"The capuchin has a small brain, and it's pretty much focused on food and sex," says Keith Chen, a Yale economist who, along with Laurie Santos, a psychologist, is exploiting these natural desires -- well, the desire for food at least -- to teach the capuchins to buy grapes, apples and Jell-O. "You should really think of a capuchin as a bottomless stomach of want," Chen says. "You can feed them marshmallows all day, they'll throw up and then come back for more." [...]
The only way for one monkey to get a marshmallow was for the other monkey to pull its lever. [...] Then Hauser and Chen heightened the drama. They conditioned one tamarin to always pull the lever (thus creating an altruistic stooge) and another to never pull the lever (thus creating a selfish jerk). [...]
What he witnessed was probably the first observed exchange of money for sex in the history of monkeykind. (Further proof that the monkeys truly understood money: the monkey who was paid for sex immediately traded the token in for a grape.)
I, for one, welcome our new strategically gifted slut-monkey overlords.
That as big news last year. I think they've been teaching the monkeys to use Myspace since then.
The best line in the article:
The data generated by the capuchin monkeys, Chen says, ''make them statistically indistinguishable from most stock-market investors.''
Tasty, tasty, context-free snark!
I wackyparsed "...the history of monkeykind" as "the history of monkeyland". Now I am vaguely disappointed.
The monkey-prostitution paragraph you quoted is followed by:
This is a sensitive subject. The capuchin lab at Yale has been built and maintained to make the monkeys as comfortable as possible, and especially to allow them to carry on in a natural state. The introduction of money was tricky enough; it wouldn't reflect well on anyone involved if the money turned the lab into a brothel. To this end, Chen has taken steps to ensure that future monkey sex at Yale occurs as nature intended it.
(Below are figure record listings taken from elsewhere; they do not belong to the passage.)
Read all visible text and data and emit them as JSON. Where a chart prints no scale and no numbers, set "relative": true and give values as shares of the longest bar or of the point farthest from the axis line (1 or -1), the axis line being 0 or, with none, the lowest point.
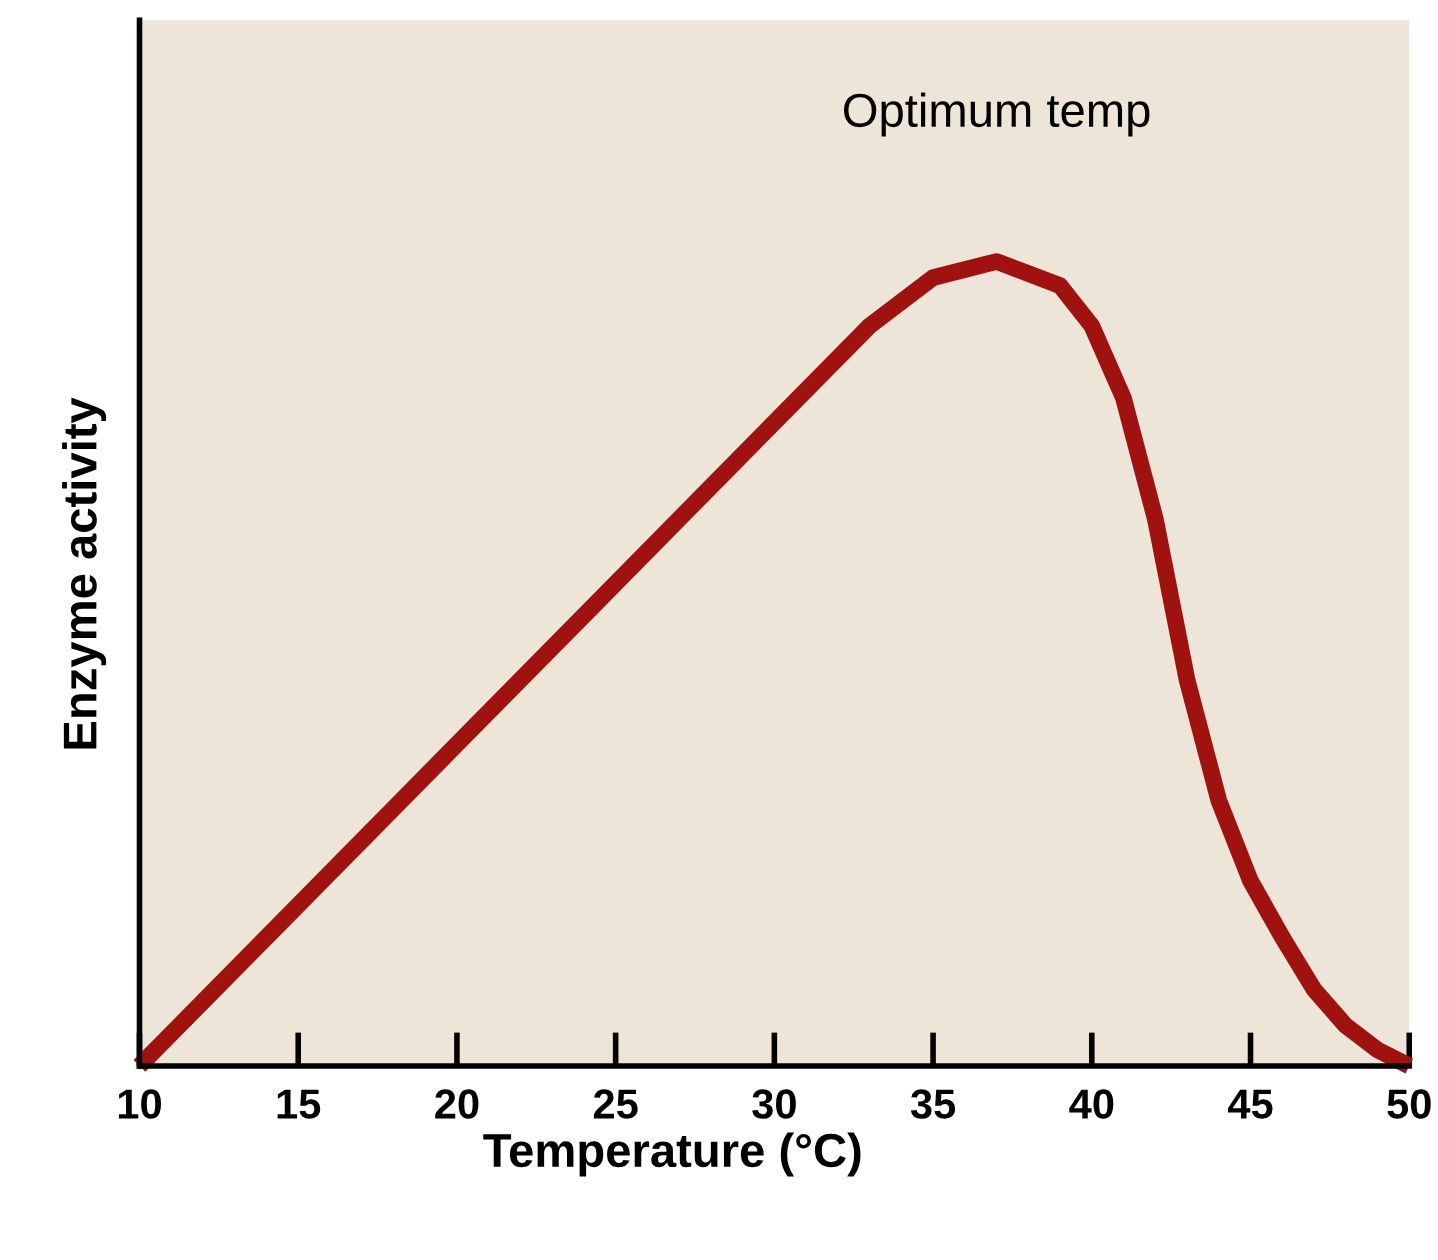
{
  "chart_data": {
    "type": "line",
    "relative": true,
    "xlabel": "Temperature (°C)",
    "ylabel": "Enzyme activity",
    "annotations": [
      {
        "text": "Optimum temp",
        "x": 37,
        "y": 1
      }
    ],
    "x": [
      10,
      15,
      20,
      25,
      30,
      33,
      35,
      37,
      39,
      40,
      41,
      42,
      43,
      44,
      45,
      46,
      47,
      48,
      49,
      50
    ],
    "series": [
      {
        "color": "#a0120f",
        "values": [
          0,
          0.2,
          0.4,
          0.6,
          0.8,
          0.92,
          0.98,
          1.0,
          0.97,
          0.92,
          0.83,
          0.68,
          0.48,
          0.33,
          0.23,
          0.16,
          0.095,
          0.05,
          0.02,
          0
        ]
      }
    ],
    "xlim": [
      10,
      50
    ],
    "xticks": [
      10,
      15,
      20,
      25,
      30,
      35,
      40,
      45,
      50
    ],
    "tick_labels": "x",
    "grid": false,
    "legend": false,
    "marker": "none",
    "line_style": "solid"
  }
}
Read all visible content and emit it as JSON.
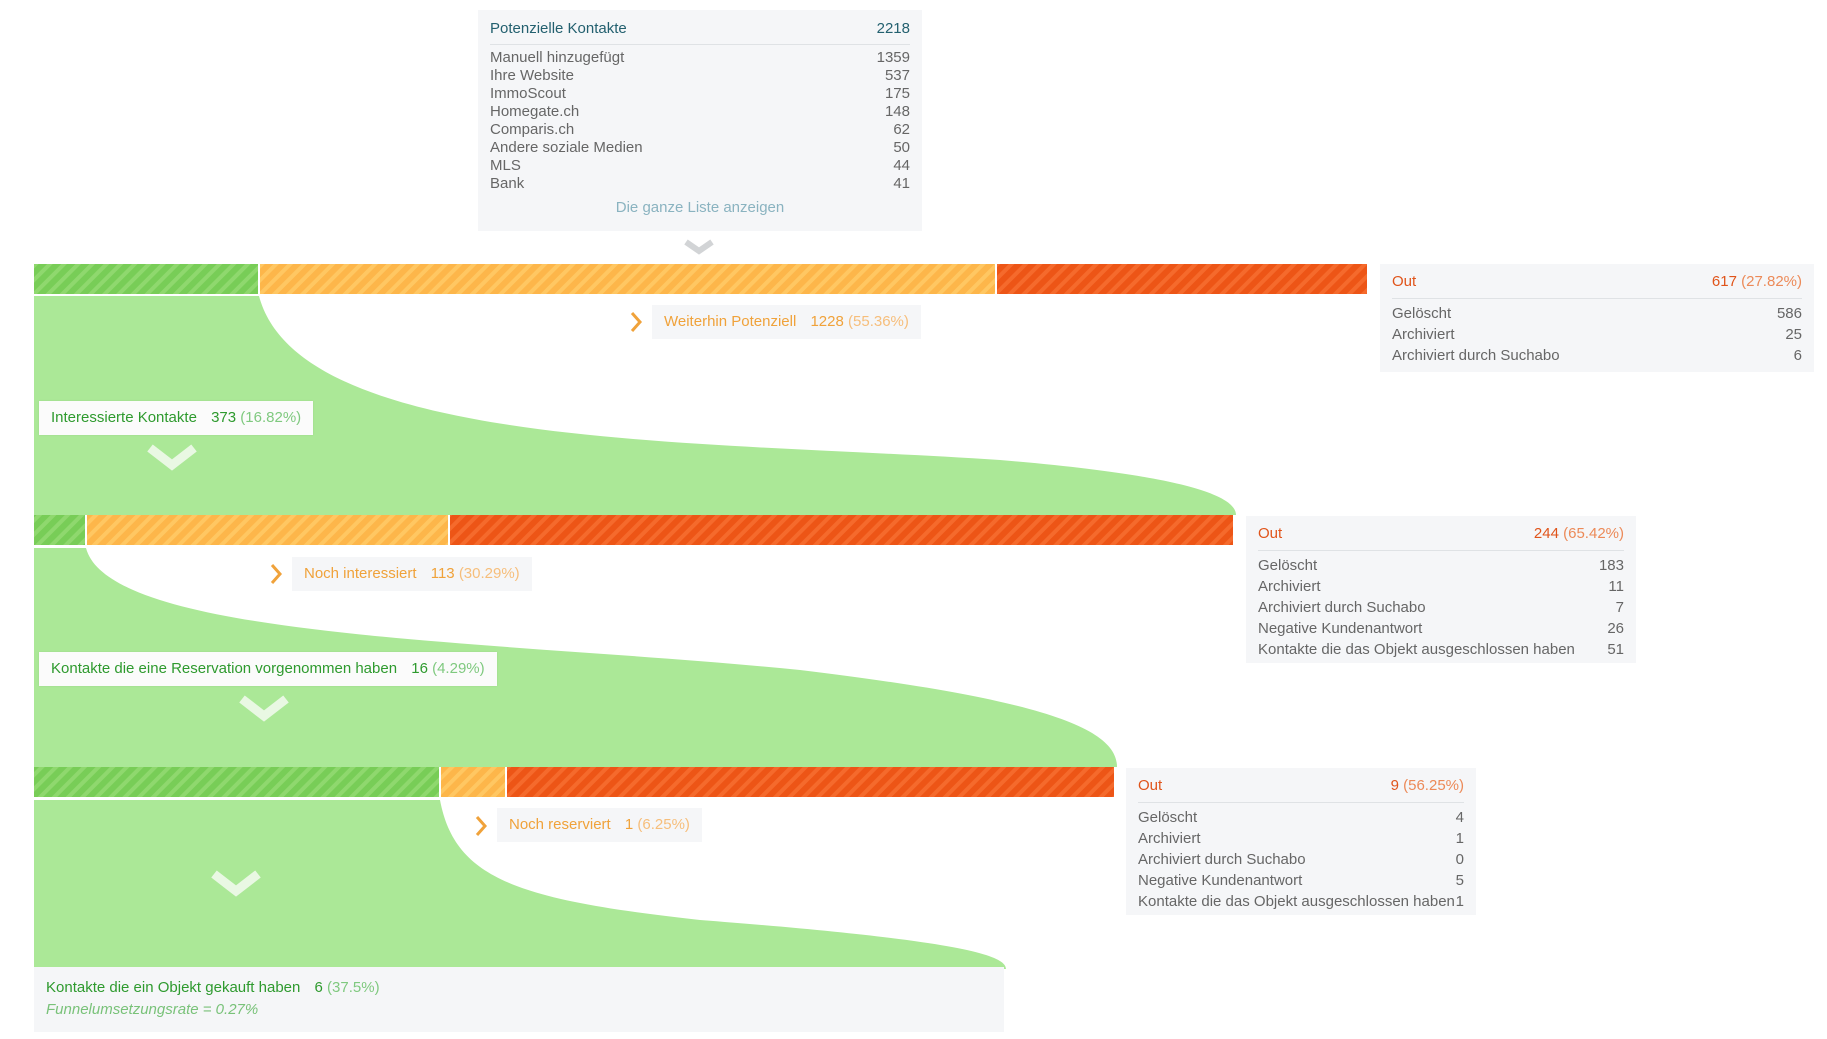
{
  "sources": {
    "title": "Potenzielle Kontakte",
    "total": "2218",
    "items": [
      {
        "label": "Manuell hinzugefügt",
        "value": "1359"
      },
      {
        "label": "Ihre Website",
        "value": "537"
      },
      {
        "label": "ImmoScout",
        "value": "175"
      },
      {
        "label": "Homegate.ch",
        "value": "148"
      },
      {
        "label": "Comparis.ch",
        "value": "62"
      },
      {
        "label": "Andere soziale Medien",
        "value": "50"
      },
      {
        "label": "MLS",
        "value": "44"
      },
      {
        "label": "Bank",
        "value": "41"
      }
    ],
    "show_all": "Die ganze Liste anzeigen"
  },
  "stage1": {
    "continue_label": "Weiterhin Potenziell",
    "continue_count": "1228",
    "continue_pct": "(55.36%)",
    "next_label": "Interessierte Kontakte",
    "next_count": "373",
    "next_pct": "(16.82%)",
    "out": {
      "title": "Out",
      "count": "617",
      "pct": "(27.82%)",
      "rows": [
        {
          "label": "Gelöscht",
          "value": "586"
        },
        {
          "label": "Archiviert",
          "value": "25"
        },
        {
          "label": "Archiviert durch Suchabo",
          "value": "6"
        }
      ]
    }
  },
  "stage2": {
    "continue_label": "Noch interessiert",
    "continue_count": "113",
    "continue_pct": "(30.29%)",
    "next_label": "Kontakte die eine Reservation vorgenommen haben",
    "next_count": "16",
    "next_pct": "(4.29%)",
    "out": {
      "title": "Out",
      "count": "244",
      "pct": "(65.42%)",
      "rows": [
        {
          "label": "Gelöscht",
          "value": "183"
        },
        {
          "label": "Archiviert",
          "value": "11"
        },
        {
          "label": "Archiviert durch Suchabo",
          "value": "7"
        },
        {
          "label": "Negative Kundenantwort",
          "value": "26"
        },
        {
          "label": "Kontakte die das Objekt ausgeschlossen haben",
          "value": "51"
        }
      ]
    }
  },
  "stage3": {
    "continue_label": "Noch reserviert",
    "continue_count": "1",
    "continue_pct": "(6.25%)",
    "out": {
      "title": "Out",
      "count": "9",
      "pct": "(56.25%)",
      "rows": [
        {
          "label": "Gelöscht",
          "value": "4"
        },
        {
          "label": "Archiviert",
          "value": "1"
        },
        {
          "label": "Archiviert durch Suchabo",
          "value": "0"
        },
        {
          "label": "Negative Kundenantwort",
          "value": "5"
        },
        {
          "label": "Kontakte die das Objekt ausgeschlossen haben",
          "value": "1"
        }
      ]
    }
  },
  "final": {
    "label": "Kontakte die ein Objekt gekauft haben",
    "count": "6",
    "pct": "(37.5%)",
    "rate": "Funnelumsetzungsrate = 0.27%"
  },
  "colors": {
    "green_fill": "#abe897",
    "green_bar": "#78cd57",
    "orange_bar": "#fdb64a",
    "red_bar": "#ed5516",
    "chevron_green": "#e9f8e3",
    "chevron_grey": "#d2d4d6"
  }
}
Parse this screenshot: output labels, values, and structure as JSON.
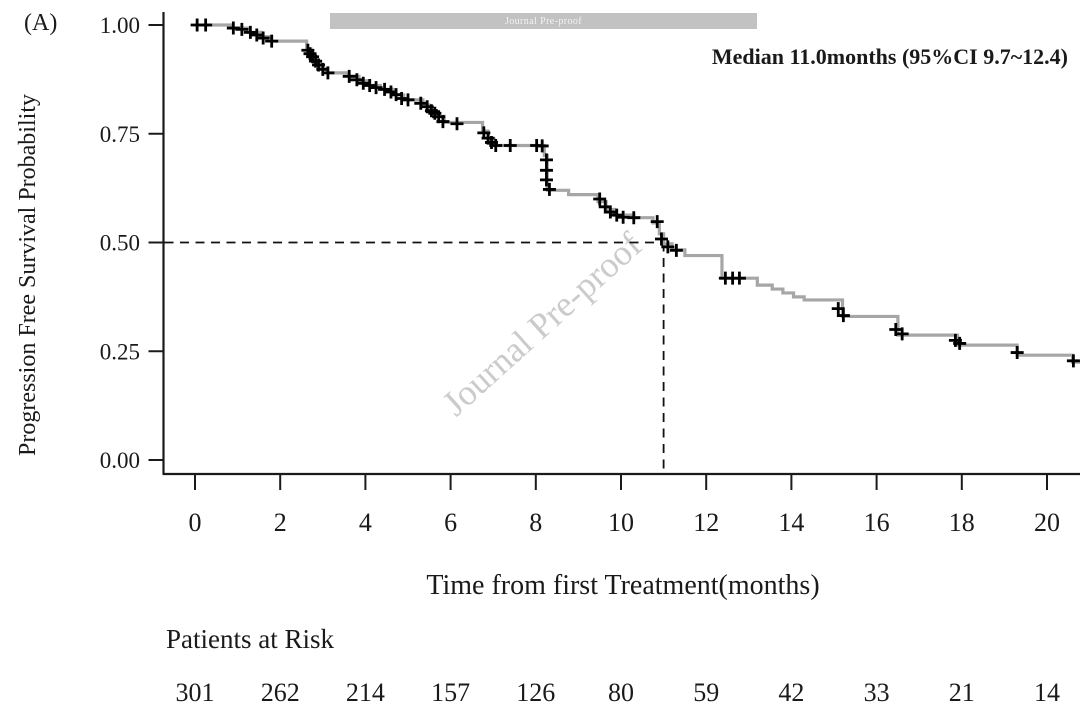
{
  "figure": {
    "panel_label": "(A)",
    "banner_text": "Journal Pre-proof",
    "watermark_text": "Journal Pre-proof",
    "annotation": "Median 11.0months (95%CI 9.7~12.4)"
  },
  "chart_data": {
    "type": "line",
    "subtype": "kaplan-meier-step-curve",
    "title": "",
    "xlabel": "Time from first Treatment(months)",
    "ylabel": "Progression Free Survival Probability",
    "xlim": [
      0,
      21
    ],
    "ylim": [
      0,
      1
    ],
    "grid": false,
    "legend": "none",
    "xticks": [
      0,
      2,
      4,
      6,
      8,
      10,
      12,
      14,
      16,
      18,
      20
    ],
    "ytick_labels": [
      "1.00",
      "0.75",
      "0.50",
      "0.25",
      "0.00"
    ],
    "ytick_values": [
      1.0,
      0.75,
      0.5,
      0.25,
      0.0
    ],
    "curve_color": "#a6a6a6",
    "censor_color": "#000000",
    "axis_color": "#1a1a1a",
    "median_line": {
      "time": 11.0,
      "probability": 0.5,
      "style": "dashed"
    },
    "series": [
      {
        "name": "Progression Free Survival",
        "steps": [
          [
            0,
            1.0
          ],
          [
            0.85,
            0.993
          ],
          [
            1.25,
            0.983
          ],
          [
            1.55,
            0.973
          ],
          [
            1.8,
            0.963
          ],
          [
            2.62,
            0.945
          ],
          [
            2.72,
            0.93
          ],
          [
            2.82,
            0.915
          ],
          [
            2.95,
            0.9
          ],
          [
            3.1,
            0.89
          ],
          [
            3.6,
            0.882
          ],
          [
            3.85,
            0.872
          ],
          [
            4.1,
            0.861
          ],
          [
            4.35,
            0.852
          ],
          [
            4.65,
            0.839
          ],
          [
            4.9,
            0.828
          ],
          [
            5.35,
            0.816
          ],
          [
            5.5,
            0.803
          ],
          [
            5.65,
            0.79
          ],
          [
            5.85,
            0.776
          ],
          [
            6.75,
            0.756
          ],
          [
            6.88,
            0.738
          ],
          [
            7.02,
            0.723
          ],
          [
            8.2,
            0.7
          ],
          [
            8.27,
            0.62
          ],
          [
            8.77,
            0.61
          ],
          [
            9.46,
            0.594
          ],
          [
            9.65,
            0.576
          ],
          [
            9.85,
            0.563
          ],
          [
            10.3,
            0.557
          ],
          [
            10.75,
            0.545
          ],
          [
            10.9,
            0.52
          ],
          [
            11.0,
            0.497
          ],
          [
            11.2,
            0.483
          ],
          [
            11.5,
            0.47
          ],
          [
            12.37,
            0.418
          ],
          [
            13.2,
            0.402
          ],
          [
            13.55,
            0.393
          ],
          [
            13.8,
            0.384
          ],
          [
            14.05,
            0.375
          ],
          [
            14.3,
            0.368
          ],
          [
            15.2,
            0.33
          ],
          [
            16.5,
            0.287
          ],
          [
            17.9,
            0.264
          ],
          [
            19.3,
            0.241
          ],
          [
            20.6,
            0.225
          ],
          [
            20.82,
            0.218
          ]
        ]
      }
    ],
    "censor_marks": [
      [
        0.05,
        1.0
      ],
      [
        0.25,
        1.0
      ],
      [
        0.9,
        0.993
      ],
      [
        1.1,
        0.99
      ],
      [
        1.3,
        0.983
      ],
      [
        1.45,
        0.977
      ],
      [
        1.6,
        0.97
      ],
      [
        1.8,
        0.963
      ],
      [
        2.65,
        0.942
      ],
      [
        2.7,
        0.934
      ],
      [
        2.76,
        0.927
      ],
      [
        2.83,
        0.917
      ],
      [
        2.9,
        0.908
      ],
      [
        3.0,
        0.898
      ],
      [
        3.12,
        0.89
      ],
      [
        3.62,
        0.882
      ],
      [
        3.8,
        0.874
      ],
      [
        3.95,
        0.866
      ],
      [
        4.1,
        0.861
      ],
      [
        4.25,
        0.856
      ],
      [
        4.45,
        0.852
      ],
      [
        4.6,
        0.846
      ],
      [
        4.72,
        0.84
      ],
      [
        4.85,
        0.831
      ],
      [
        5.0,
        0.828
      ],
      [
        5.3,
        0.82
      ],
      [
        5.45,
        0.812
      ],
      [
        5.55,
        0.803
      ],
      [
        5.63,
        0.797
      ],
      [
        5.72,
        0.789
      ],
      [
        5.82,
        0.778
      ],
      [
        6.15,
        0.773
      ],
      [
        6.78,
        0.752
      ],
      [
        6.88,
        0.74
      ],
      [
        6.96,
        0.73
      ],
      [
        7.06,
        0.723
      ],
      [
        7.4,
        0.723
      ],
      [
        8.02,
        0.723
      ],
      [
        8.15,
        0.722
      ],
      [
        8.25,
        0.69
      ],
      [
        8.25,
        0.666
      ],
      [
        8.25,
        0.644
      ],
      [
        8.32,
        0.622
      ],
      [
        9.5,
        0.6
      ],
      [
        9.63,
        0.582
      ],
      [
        9.75,
        0.57
      ],
      [
        9.9,
        0.563
      ],
      [
        10.05,
        0.558
      ],
      [
        10.3,
        0.557
      ],
      [
        10.85,
        0.548
      ],
      [
        10.95,
        0.508
      ],
      [
        11.1,
        0.49
      ],
      [
        11.3,
        0.482
      ],
      [
        12.45,
        0.418
      ],
      [
        12.62,
        0.418
      ],
      [
        12.78,
        0.418
      ],
      [
        15.1,
        0.348
      ],
      [
        15.22,
        0.332
      ],
      [
        16.45,
        0.3
      ],
      [
        16.6,
        0.29
      ],
      [
        17.85,
        0.275
      ],
      [
        17.95,
        0.268
      ],
      [
        19.3,
        0.247
      ],
      [
        20.62,
        0.228
      ]
    ],
    "risk_table": {
      "label": "Patients at Risk",
      "times": [
        0,
        2,
        4,
        6,
        8,
        10,
        12,
        14,
        16,
        18,
        20
      ],
      "counts": [
        301,
        262,
        214,
        157,
        126,
        80,
        59,
        42,
        33,
        21,
        14
      ]
    }
  }
}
"has taken steps"? What "steps", I wonder?
Monkey marriage amendment :)
Monkey abstinence pledges?
I also hate that line about "monkey sex as nature intended it". Who's this guy to say what nature intended? Perhaps nature created humans solely so that they could invent whoreing and teach the other monkeys about it. Nature wants monkey whores!
George Carlin, "The Planet Is Fine":
That is completely awesome.
Also, screw Nature, DEVON wants Monkey Whores!
bonobos, which are apes, not monkeys, have been observed many times engaging in prostitution. exhangig food for sex happens all the time.
Prostitution is often described as "the world's oldest profession." It has been thought prostitution (at least in the modern sense) cannot have emerged before the emergence of money, which can only have taken place after the emergence of several trades, and it has been claimed that midwifery, or perhaps gardening or teaching, are really the world's oldest professions. However, prostitution in exchange for goods or services may have been common for many thousands of years and may date to early man. Additionally, prostitution has been noted in Bonobo chimpanzee behavior based around access to food and gifts of food, and in penguins in regard to access for suitable stones for nest building. Until the age of industrialization the world was basically agrarian, so goods and services were most often obtained by barter.
I remember reading about experiments of this type with chimps a few years back, using plastic tokens and vending machines.
Ok, here's the link. Economics experiments on chimps in 1947.
More on the penguins: Pick Up a Penguin [BBC]. The picture is worth the effort alone.
I have the vaguest idea that this turned up in The Wisdom Of Crowds, but it's been a while since I read it. Definitely the whole monkey sex-for-cash thing is ringing bells.
mmm, ringing bells. *salivating noises*
"Researchers were stunned when a male offered a female a token for a quick roll in the hay and she accepted. Afterward, the female traded her new token for a tasty grape"
""You should really think of a capuchin as a bottomless stomach of want," Chen says. "You can feed them marshmallows all day, they'll throw up and then come back for more." [...]"
Wow, that sounds a lot like the crowd at lift, just replace marshmallows with liquid cocaines or tokyo iced teas...
Dear Monkeys, please stop exploring your sexuality and economics, it really freaks us out.